European stocks mixed; UBS, Vodafone disappoint with earnings

Published 02/04/2025, 04:06 PM
Updated 02/04/2025, 07:10 PM
© Reuters.

Investing.com - European stock markets traded in a mixed fashion Tuesday as investors fretted over the start of a trade war between China and the US, while digesting a slew of quarterly earning reports.

At 06:05 ET (11:05 GMT), the DAX index in Germany gained 0.1% and the CAC 40 in France rose 0.1%, while the FTSE 100 in the UK fell 0.1%.

Trade war fears hit sentiment

US President Donald Trump’s previously announced 10% tariffs on China took effect earlier Tuesday, with the deadline passing without any word from the White House on relief. 

Beijing retaliated, announcing early Tuesday that it would levy tariffs of up to 15% on select US imports, including on crude oil, and also announced an antitrust probe into Google (NASDAQ:GOOGL), and added clothing firm PVH Corp (NYSE:PVH) and biotechnology firm Illumina (NASDAQ:ILMN) to a list of unreliable entities. 

The retaliatory measures pointed to the start of a renewed trade war between the world’s biggest economies, with investors now bracing for escalation, which is likely to further destabilize global trade. 

Sentiment had received a boost late Monday after Trump had postponed a proposed 25% import duty on Canada and Mexico by 30 days. But he offered no such forgiveness for China, and is only set to speak with President Xi Jinping later in the week. 

UBS’s Q4 disappoints

There is little on the European economic data slate Tuesday, so investors will focus on the quarterly earnings season, with a number of the region’s senior companies reporting.

UBS (NYSE:UBS) stock fell 5.5% as the share buyback program of up to $3 billion for this year announced by the Swiss banking giant failed to offset disappointment over its underwhelming fourth-quarter profit.

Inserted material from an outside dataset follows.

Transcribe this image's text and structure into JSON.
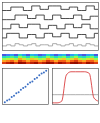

BNP Paribas (OTC:BNPQY) stock rose 1.9% after the eurozone’s biggest bank by assets reported a forecast-beating jump in net income in the fourth quarter, overshadowing the lowering a key profit target for 2025.

Diageo (LON:DGE) stock fell 1.7% after the world’s top spirits maker withdrew its medium-term organic sales growth target, citing macroeconomic and geopolitical uncertainty hurting the pace of its recovery.

Publicis (EPA:PUBP) stock rose 2.5% after the world’s largest advertising group by market capitalization announced it expects organic growth of 4% to 5% in 2025, only a slight slowdown compared to the robust performance in 2024.

Vodafone (NASDAQ:VOD) stock slumped 6% after the UK-based telecoms group reported another deterioration in Germany, its biggest market, in its third quarter.

Amundi (EPA:AMUN) stock rose 0.5% after Europe’s biggest fund manager posted net inflows in the fourth quarter of €20.5 billion, bringing total assets under management to a record E2.24 trillion, as demand for risk-averse products remained strong over the last three months of the year.

Crude falls as Chinese tariffs hit 

Oil prices fell sharply Tuesday as US tariffs on China took effect, prompting retaliation from Beijing and the potential for global economic output to be severely disrupted.

By 06:05 ET, the US crude futures (WTI) slipped 1.6% to $72.03 a barrel, while the Brent contract fell 0.9% to $75.31 a barrel.

US tariffs of 10% on Chinese imports took effect in Asian trade, spurring Beijing to retaliate with levies of 15% on U.S. coal and liquefied natural gas and 10% on crude oil starting from Feb. 10.